The urge to innovate was strong last week in Orlando, Fla., where the Industry Data Exchange Association (IDEA), Arlington, Va., gathered its tribe of data mavens for a few days of meetings and networking.
After keynote speaker and tech entrepreneur Josh Linkner, founder of ePrize, kicked off the meeting with insights on directing a team’s creativity, Jay McLellan of Leviton Security & Automation and Dan Panattoni of Anixter offered real-world examples of what it takes to get a large company culture to care about and support innovation.
Attendance included data specialists, marketing executives and others from 25 manufacturing companies (that number includes multiple operating divisions of larger companies) and 24 distributors, plus a couple-dozen service providers, association executives and media. The general mood was a mix of optimism and realism about the growing importance of data that goes beyond simple transactional requirements to provide the kinds of marketing data and media that distributors need to provide an effective online storefront — an offering that is being demanded with increasing urgency by the distributors’ customers.
Along those lines IDEA had some of its own innovations on display at the conference. One of the more interesting ones was the iCIMM2 web storefront that IDEA is offering distributors in a partnership with Unilog. The storefront includes a sophisticated, consumer-style user interface with extensive built-in search capabilities that can be obtained by distributors as part of a catalog-level membership in IDEA’s Industry Data Warehouse (IDW). The storefront allows IDEA to offer distributors an e-commerce solution that integrates tightly with the data stream from the IDW while also providing IDEA with a source of additional revenue.
Mike Wentz, IDEA’s vice president of operations, said IDEA chose iCIMM2 after discussions with distributors who are part of SupplyForce, the integrated supply organization spun off from the marketing group Affiliated-Distributors. A small user group of distributors at the conference were enthusiastic about some of the most recent upgrades, particularly the flexibility of the system’s content management. The platform makes it easy for a distributor to spin off tightly focused ancillary sites to highlight product categories or customer niches and manage it all from a single interface. One distributor mentioned that his company was already using that approach to handle vendor-managed inventory (VMI) programs with large customers.

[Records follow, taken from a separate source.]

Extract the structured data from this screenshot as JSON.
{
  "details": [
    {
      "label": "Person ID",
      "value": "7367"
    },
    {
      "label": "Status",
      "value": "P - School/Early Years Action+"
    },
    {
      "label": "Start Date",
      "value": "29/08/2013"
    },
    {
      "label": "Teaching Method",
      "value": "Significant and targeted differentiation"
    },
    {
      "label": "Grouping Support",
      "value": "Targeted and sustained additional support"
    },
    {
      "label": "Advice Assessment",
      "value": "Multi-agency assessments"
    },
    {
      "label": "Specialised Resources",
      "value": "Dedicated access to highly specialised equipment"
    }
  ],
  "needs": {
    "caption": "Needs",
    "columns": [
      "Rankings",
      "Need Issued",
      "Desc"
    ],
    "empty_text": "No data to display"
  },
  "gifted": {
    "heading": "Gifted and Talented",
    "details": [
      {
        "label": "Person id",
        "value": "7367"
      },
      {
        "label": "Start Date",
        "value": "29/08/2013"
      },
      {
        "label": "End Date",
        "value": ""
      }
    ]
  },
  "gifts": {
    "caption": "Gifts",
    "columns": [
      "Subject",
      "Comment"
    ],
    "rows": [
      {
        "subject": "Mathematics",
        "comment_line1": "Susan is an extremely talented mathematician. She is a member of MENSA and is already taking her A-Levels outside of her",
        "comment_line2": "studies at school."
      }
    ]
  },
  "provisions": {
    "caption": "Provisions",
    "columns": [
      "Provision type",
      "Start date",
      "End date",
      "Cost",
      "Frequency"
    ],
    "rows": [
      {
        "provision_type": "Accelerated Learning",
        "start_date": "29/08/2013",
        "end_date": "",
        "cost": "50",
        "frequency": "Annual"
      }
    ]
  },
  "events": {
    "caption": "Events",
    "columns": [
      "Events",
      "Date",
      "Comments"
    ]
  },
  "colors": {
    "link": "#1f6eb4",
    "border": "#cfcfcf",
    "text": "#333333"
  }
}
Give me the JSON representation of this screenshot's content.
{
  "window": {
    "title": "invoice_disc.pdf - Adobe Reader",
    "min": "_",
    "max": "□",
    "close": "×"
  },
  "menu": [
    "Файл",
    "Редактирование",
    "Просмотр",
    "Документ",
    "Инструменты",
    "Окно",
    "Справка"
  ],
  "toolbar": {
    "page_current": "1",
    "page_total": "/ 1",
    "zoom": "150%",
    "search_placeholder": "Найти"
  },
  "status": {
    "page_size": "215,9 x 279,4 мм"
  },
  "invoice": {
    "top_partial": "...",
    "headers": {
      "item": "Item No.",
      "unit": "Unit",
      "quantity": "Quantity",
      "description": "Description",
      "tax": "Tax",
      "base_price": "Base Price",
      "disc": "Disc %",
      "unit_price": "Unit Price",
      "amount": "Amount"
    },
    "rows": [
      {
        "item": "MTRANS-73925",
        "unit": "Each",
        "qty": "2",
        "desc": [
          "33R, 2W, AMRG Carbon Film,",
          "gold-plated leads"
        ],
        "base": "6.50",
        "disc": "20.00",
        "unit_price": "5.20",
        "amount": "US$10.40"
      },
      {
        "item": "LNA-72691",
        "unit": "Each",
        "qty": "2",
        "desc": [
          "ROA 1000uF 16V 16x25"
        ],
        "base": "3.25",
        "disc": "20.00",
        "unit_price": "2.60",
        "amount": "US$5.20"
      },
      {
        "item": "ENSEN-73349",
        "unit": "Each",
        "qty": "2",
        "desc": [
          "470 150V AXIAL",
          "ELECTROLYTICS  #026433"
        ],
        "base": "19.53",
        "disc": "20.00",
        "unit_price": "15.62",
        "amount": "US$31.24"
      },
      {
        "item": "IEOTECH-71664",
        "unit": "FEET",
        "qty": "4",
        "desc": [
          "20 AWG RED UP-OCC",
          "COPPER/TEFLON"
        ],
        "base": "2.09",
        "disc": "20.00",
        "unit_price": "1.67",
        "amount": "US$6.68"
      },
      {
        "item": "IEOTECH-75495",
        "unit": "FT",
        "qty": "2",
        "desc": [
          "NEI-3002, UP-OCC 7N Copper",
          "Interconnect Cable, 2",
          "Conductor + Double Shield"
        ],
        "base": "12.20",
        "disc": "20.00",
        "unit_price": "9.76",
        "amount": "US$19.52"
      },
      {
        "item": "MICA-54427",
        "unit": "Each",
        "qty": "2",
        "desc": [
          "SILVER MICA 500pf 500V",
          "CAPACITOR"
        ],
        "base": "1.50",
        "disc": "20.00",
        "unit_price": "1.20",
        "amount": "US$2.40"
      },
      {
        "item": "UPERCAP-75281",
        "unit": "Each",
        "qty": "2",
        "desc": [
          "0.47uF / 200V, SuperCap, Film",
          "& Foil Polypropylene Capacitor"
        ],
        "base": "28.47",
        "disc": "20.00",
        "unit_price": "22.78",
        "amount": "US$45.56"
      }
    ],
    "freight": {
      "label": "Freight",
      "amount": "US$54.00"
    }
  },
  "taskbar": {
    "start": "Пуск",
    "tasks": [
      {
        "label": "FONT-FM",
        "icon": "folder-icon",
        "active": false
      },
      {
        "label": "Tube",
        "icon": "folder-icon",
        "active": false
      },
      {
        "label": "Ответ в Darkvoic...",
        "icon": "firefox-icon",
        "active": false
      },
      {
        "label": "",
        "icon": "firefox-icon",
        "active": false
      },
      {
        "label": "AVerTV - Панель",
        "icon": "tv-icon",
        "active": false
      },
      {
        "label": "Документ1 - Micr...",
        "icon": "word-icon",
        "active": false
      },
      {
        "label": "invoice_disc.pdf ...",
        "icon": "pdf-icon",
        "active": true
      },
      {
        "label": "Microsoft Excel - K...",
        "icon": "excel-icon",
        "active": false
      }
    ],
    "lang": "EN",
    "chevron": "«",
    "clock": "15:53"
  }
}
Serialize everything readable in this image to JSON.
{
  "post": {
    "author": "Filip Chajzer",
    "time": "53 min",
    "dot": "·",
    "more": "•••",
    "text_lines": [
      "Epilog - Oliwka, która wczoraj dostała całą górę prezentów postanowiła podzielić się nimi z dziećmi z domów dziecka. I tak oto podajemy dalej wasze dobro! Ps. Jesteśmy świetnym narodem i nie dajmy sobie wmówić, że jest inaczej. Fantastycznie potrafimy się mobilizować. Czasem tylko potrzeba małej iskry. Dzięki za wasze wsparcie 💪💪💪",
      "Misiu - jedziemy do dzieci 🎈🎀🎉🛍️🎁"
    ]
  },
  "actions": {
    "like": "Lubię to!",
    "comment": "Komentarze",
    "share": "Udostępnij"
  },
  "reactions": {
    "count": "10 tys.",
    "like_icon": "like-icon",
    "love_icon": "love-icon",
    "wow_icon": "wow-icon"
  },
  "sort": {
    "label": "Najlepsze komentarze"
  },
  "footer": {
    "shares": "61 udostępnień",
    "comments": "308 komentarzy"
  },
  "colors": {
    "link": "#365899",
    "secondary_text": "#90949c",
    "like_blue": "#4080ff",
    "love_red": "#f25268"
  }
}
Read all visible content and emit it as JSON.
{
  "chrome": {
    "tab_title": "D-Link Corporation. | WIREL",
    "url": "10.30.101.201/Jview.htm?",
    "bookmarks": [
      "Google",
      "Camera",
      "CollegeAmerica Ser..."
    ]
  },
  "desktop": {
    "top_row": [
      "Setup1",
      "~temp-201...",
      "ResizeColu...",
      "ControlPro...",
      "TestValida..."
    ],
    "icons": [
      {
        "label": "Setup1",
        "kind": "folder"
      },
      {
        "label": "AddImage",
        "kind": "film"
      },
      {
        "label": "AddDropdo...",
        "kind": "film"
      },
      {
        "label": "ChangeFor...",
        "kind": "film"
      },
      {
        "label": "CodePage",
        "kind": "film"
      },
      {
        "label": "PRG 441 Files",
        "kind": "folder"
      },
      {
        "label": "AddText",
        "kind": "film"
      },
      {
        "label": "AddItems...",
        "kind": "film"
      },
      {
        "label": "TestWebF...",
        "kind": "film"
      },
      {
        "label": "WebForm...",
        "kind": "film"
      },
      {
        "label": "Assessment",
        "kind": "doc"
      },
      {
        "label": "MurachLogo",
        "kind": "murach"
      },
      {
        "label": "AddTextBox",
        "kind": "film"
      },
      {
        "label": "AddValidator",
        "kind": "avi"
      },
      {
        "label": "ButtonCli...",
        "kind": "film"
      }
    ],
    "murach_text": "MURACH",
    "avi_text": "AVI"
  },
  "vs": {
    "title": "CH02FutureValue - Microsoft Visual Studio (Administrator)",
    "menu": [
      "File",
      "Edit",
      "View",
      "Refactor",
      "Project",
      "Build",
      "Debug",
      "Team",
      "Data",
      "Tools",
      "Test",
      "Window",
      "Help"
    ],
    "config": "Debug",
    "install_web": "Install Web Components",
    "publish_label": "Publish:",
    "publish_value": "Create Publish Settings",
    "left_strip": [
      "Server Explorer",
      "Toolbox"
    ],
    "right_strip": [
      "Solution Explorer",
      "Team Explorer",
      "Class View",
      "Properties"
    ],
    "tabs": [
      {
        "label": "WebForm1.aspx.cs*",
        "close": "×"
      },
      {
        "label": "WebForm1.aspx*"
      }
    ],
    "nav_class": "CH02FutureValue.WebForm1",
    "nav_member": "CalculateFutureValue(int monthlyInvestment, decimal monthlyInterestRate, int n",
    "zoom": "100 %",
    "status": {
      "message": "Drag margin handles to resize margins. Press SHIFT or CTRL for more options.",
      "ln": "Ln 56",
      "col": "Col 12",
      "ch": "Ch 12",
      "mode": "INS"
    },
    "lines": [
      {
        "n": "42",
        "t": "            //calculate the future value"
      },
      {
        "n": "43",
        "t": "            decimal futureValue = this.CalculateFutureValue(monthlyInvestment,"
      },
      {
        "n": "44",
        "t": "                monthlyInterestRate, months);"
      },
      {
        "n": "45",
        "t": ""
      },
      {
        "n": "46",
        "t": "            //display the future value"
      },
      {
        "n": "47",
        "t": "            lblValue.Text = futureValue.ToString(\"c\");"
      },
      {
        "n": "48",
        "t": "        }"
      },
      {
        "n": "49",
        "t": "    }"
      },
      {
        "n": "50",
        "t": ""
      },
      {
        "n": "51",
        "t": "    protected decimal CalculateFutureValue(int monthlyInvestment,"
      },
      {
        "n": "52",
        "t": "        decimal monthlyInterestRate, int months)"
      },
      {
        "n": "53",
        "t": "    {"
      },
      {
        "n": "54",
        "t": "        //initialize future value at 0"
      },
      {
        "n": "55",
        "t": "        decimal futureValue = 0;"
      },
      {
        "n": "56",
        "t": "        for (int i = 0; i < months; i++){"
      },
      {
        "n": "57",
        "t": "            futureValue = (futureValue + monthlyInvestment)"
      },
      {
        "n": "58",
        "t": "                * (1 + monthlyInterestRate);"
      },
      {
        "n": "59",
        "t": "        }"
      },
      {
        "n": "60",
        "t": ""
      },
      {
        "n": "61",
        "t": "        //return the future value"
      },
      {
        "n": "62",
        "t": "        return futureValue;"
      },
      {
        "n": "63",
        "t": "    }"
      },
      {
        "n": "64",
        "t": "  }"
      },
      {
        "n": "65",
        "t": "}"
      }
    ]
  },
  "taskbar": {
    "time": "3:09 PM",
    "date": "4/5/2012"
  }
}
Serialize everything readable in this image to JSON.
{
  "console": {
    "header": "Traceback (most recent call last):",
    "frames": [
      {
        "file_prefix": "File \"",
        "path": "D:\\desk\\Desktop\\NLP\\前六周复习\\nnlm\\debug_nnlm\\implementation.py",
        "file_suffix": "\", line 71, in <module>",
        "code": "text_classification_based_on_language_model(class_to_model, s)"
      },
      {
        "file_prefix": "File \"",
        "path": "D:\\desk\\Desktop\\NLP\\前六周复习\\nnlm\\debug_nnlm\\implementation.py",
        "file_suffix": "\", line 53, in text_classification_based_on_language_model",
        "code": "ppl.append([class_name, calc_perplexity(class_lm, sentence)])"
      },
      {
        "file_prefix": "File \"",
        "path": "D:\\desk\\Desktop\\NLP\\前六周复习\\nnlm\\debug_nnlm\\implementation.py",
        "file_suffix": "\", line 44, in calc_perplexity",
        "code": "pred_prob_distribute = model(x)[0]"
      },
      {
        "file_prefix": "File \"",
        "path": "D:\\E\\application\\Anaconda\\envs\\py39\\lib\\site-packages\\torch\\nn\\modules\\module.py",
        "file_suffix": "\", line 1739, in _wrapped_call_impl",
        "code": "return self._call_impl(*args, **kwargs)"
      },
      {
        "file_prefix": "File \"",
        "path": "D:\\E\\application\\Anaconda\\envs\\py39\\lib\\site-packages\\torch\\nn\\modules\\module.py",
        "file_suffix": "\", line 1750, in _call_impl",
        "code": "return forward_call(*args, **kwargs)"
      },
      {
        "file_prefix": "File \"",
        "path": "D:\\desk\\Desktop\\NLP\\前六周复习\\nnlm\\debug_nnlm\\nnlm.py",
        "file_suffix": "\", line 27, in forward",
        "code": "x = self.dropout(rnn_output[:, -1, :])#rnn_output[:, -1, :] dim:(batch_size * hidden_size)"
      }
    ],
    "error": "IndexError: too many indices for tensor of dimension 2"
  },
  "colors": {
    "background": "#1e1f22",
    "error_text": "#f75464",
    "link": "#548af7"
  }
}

Wentz told Electrical Marketing that in retrospect he wished IDEA had thought to offer this sort of web storefront package to manufacturers long ago. “Then after we got them set up, we could have said, ‘OK,now you’ve done all the work to get your data formatted for your storefront, why don’t we make it available to your distributors, too?’ That would have made the whole process of getting manufacturers to provide full, formatted data so much easier.”
Bob Gaylord, president of IDEA, said that helping distributors prepare for the growing competition from sites such as Amazon Supply and Google was becoming a mission-critical emphasis for the data association. Using colorful metaphors from his experiences on 100-mile ultra-marathon races, he urged manufacturers to consider the long-run value of embracing contentious issues such as generic UPC identifiers and normalized product terms to help end users find their products more easily.
Another example of IDEA’s focus on innovation came in a roundtable discussion with four members of the association’s new Innovation Advisory Council (IAC). Panelist Phil Barrios, senior director of marketing and e-business for Hubbell and an IAC member, said the role of the IAC is to serve as a link between the vision of the executive board and the ground-level detail focus of the IDEA Standards Committee, helping to translate the vision into action.